Après une première vision lointaine de quelques années qui m'avait laissé un avis peu estimable envers ce film, une deuxième l'a un petit peu amélioré même si c'est encore loin d'être ça. Il faut pas s'en cacher cette sorte de suite des "Ensorcelés" souffre de très nombreux défauts. Passons sur une histoire qui parfois s'égare un peu pour se concentrer sur une Cyd Charisse qui n'a jamais paru aussi laide. Il est vraiment impossible de comprendre comment le personnage de Kirk Douglas a pu s'enticher d'elle dans le passé. On est loin de la superbe créature qui faisait fondre Robert Taylor, et le spectateur par la même occasion, dans "Traquenard". C'est surement le grand point faible de ce film. Quand au personnage de George Hamilton, il est fade au possible, et celui de Rosanna Schiaffino, franchement inexistant. Reste tout de même de très grandes qualités qu'on ne peut enlever au film, à savoir l'interprètation grandiose d'Edward G. Robinson très en forme, la stature charismatique de Kirk Douglas qui parvient sans mal à s'imposer tout au long du film et quelques belles séquences, en particulier celles trop rares de Douglas avec la charmante actrice Daliah Lavi qui apportent quelques bouffées de fraîcheur à un ensemble parfois un peu terne.
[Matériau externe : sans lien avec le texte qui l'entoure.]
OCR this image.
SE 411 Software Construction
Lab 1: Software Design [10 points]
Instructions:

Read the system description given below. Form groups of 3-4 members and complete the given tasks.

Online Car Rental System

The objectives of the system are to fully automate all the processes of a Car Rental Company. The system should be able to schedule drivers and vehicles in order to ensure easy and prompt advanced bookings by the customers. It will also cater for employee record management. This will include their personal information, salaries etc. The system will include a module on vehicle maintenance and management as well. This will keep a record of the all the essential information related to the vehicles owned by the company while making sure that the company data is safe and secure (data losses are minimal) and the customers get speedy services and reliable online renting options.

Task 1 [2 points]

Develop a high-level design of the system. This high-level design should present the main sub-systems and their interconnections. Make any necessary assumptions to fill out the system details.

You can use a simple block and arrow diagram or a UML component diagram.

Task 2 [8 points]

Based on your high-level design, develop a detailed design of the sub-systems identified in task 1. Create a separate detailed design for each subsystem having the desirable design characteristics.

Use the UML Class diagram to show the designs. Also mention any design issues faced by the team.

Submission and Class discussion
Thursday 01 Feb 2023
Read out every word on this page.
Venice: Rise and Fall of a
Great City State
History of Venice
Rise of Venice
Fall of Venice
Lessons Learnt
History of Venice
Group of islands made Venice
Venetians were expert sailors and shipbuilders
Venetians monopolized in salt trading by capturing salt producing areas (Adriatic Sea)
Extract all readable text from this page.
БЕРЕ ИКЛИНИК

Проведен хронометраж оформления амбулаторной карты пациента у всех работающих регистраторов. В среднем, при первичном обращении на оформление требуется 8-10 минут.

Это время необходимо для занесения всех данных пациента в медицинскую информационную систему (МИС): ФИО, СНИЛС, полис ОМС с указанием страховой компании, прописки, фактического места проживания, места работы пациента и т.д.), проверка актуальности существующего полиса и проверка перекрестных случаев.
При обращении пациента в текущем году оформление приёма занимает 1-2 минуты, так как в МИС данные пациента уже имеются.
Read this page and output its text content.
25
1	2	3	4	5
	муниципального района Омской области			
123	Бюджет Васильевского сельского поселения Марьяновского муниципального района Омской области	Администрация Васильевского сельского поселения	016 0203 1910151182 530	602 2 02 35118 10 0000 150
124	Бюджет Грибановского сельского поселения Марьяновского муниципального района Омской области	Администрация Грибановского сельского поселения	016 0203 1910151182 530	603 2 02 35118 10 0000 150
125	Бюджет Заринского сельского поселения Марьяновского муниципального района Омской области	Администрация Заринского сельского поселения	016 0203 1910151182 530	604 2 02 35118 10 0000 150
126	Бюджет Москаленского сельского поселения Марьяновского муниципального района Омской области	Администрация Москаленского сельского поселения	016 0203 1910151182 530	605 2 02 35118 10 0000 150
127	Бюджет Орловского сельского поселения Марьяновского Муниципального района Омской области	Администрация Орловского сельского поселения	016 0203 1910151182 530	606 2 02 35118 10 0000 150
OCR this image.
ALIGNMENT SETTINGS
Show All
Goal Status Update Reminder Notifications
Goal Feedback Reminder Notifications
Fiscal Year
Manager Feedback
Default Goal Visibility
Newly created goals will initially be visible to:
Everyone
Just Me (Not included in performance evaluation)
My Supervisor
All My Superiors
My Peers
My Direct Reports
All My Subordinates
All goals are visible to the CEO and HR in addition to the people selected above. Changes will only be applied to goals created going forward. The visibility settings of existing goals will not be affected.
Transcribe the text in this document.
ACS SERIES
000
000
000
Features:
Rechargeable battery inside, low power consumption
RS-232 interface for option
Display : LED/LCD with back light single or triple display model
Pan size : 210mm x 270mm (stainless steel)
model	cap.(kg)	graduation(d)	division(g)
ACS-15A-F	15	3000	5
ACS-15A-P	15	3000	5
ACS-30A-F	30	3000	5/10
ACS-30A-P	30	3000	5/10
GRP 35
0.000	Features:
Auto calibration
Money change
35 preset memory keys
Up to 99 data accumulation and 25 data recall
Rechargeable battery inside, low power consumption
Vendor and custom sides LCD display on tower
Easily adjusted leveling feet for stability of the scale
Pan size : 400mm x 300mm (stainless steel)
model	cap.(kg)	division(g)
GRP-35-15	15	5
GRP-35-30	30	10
De cet ensemble qui ne fait pas partie des meilleurs films de Vincente Minnelli, reste un portrait plutôt noir et lucide du monde du cinéma qui en dépit de défauts très gênants parvient tout de même à être parfois un beau film.
Encore une belle réussite de Minnelli que ces 15 jours ailleurs, magnifiquement orchestré par l'un des maitres d'Hollywood. On est étonné par la manière d'évoquer Rome, poétique et parfois presque aérienne. Servi par des couleurs et des personnages parfois déchirants, ce film est un très beau jeu de miroirs sur la vérité d'Hollywood, et le métier d'acteur, mais qui garde aussi une forte dimension humaine. Kirk Douglas est à nouveau immense, magique dans son role, et Edward G. Robinson garde sa présence habituelle. Et même si l'on regrettera une fin pour le moins navrante, quinze jours ailleurs reste tout de même un très beau film, avec quelques moments littéralement superbes. A découvrir.